To date, no Data Protection Ombudsman has been appointed by the DHCC Authority in accordance with 2008 Regulation.
Access to and correcting Patient Health Information
In accordance with the 2008 Regulation, patients may request access to their Patient Health Information and may, in certain circumstances, request the amendment or deletion of Patient Health Information. The 2008 Regulation sets out those circumstances in which such amendments and deletions may be made, and also sets out certain circumstances when a Licensee may refuse a Patient access to his Patient Health Information.

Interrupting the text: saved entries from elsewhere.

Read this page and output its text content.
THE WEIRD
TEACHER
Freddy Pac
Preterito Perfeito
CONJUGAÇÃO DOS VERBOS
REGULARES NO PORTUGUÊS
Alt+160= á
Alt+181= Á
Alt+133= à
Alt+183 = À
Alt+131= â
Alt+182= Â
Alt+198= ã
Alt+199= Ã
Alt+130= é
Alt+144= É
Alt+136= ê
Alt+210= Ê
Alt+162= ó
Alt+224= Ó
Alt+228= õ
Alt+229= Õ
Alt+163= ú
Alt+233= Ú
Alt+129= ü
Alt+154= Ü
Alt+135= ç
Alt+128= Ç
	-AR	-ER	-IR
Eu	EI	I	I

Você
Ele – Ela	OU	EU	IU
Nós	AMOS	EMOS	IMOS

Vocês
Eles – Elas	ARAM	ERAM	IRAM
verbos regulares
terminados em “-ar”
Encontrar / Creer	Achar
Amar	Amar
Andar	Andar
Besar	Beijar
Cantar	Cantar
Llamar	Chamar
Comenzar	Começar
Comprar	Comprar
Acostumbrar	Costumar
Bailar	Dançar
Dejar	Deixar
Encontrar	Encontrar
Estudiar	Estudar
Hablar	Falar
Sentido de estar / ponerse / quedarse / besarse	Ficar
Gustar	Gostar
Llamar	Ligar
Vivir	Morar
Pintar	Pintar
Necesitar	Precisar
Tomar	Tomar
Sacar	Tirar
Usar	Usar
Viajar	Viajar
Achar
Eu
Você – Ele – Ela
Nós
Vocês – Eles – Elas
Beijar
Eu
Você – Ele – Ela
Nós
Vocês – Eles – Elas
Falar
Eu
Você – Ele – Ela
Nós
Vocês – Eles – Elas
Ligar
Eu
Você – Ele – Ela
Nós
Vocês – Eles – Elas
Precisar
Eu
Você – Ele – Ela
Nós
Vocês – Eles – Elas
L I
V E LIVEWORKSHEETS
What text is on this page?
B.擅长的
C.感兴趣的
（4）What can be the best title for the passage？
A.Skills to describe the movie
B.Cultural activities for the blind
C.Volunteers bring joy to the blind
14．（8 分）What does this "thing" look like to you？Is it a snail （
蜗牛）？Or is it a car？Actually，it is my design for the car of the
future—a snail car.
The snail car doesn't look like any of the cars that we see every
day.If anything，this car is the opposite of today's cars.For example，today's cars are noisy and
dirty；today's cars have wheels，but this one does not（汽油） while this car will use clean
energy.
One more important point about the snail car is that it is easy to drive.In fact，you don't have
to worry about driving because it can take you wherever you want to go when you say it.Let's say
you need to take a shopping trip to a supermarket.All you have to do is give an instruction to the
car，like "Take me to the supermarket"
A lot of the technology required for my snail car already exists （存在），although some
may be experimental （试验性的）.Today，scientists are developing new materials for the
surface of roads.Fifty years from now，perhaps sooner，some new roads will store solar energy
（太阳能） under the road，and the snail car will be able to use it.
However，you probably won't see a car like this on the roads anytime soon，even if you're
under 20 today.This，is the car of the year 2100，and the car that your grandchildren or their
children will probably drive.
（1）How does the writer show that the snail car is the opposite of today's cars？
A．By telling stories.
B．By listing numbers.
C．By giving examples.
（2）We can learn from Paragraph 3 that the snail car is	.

Transfer of Patient Health Information
In a previous bulletin in this series, we discussed the transfer of data out of the DIFC (see here). The DIFC's Data Protection Law 2007 (DIFC Data Protection Law) and the 2008 Regulation are linked to the extent that they relate to the transfer of personal information. The 2008 Regulation states that Personal Health Information may only be transferred to a third party located outside the DHCC in certain circumstances, including where the jurisdiction to which the Patient Health Information will be transferred is considered to have an 'adequate level of protection' under the DIFC Data Protection Law. Significantly, neither the United Arab Emirates nor the United States is considered to be a jurisdiction with an adequate level of protection under the DIFC Data Protection Law.
The 2008 Regulation contains comprehensive data protection regulations. It is important that Licensees are aware of, and comply with, their obligations under the 2008 Regulations and that they have adequate policies and procedures in place to protect themselves and the Patient Health Information that they collect, store and process.
The content of this article is intended to provide a general guide to the subject matter. Specialist advice should be sought about your specific circumstances.